“And seasickish headaches,” added Babe. “Isn’t it almost time for bouillon? The doctor told me to keep eating and I’d be all right.”
“There’s the bugle for it this minute,” said Madeline, “and after that I propose a stunt. Let’s all go off separately and see what excitement we can unearth,—who can unearth the most, I mean. I don’t agree with you about the possibilities of shipboard. A town of seven hundred people certainly has possibilities, and that’s what we are,—a floating town. In order to make the contest more exciting, let’s give the winner a chance to say where we shall go first from Glasgow.”
“Goodie!” cried Babbie. “That’s something like. I knew you’d think up things to do, Madeline. Do you two invalids feel equal to so much exertion?”
The invalids declared that after they had had their mid-afternoon repast they should feel equal to anything, and five minutes later the four chairs were deserted.
“Time limit, two hours,” called Madeline, as she disappeared around the corner. “Meet in our chairs, of course.”

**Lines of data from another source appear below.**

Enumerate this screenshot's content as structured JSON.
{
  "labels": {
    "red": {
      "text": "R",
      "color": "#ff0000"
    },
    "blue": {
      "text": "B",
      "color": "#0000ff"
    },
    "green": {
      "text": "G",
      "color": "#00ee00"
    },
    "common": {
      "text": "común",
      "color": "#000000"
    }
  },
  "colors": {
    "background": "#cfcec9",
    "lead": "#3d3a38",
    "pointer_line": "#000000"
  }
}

Betty lingered a little. Madeline’s plan sounded very amusing, but she hadn’t much idea how to carry out her part of it. She sauntered slowly down the deck, past the row of steamer chairs, many of whose occupants smiled and nodded at her as she passed. They might be very exciting people, Betty reflected, but she should never find it out. Madeline could do that sort of thing, not she. At the end of the deck Betty stopped and leaning over the railing looked off out to sea, wondering what Will and Nan and the Smallest Sister were doing just then. Presently her glance fell to the deck below. It was full of the queerest people. They were having a mid-afternoon lunch too,—drinking it with gusto out of big tin cups. Most of them were men, but near the cabin-door sprawled several children, and a few women, with bright-colored shawls over their heads, sunned themselves by the railing.
“Oh, that must be the steerage!” thought Betty, and didn’t know she had said it out loud until somebody answered her.
“Yes, that’s the steerage,” said a deep voice close to her elbow. “Should you like to go down and see what the steerage is like?”
Betty looked around and recognized the senator who had kept the boat waiting.
“Why—yes,” she began, blushing at the idea of talking to such a great man. “I should like to see it, only—isn’t it dreadfully dirty?”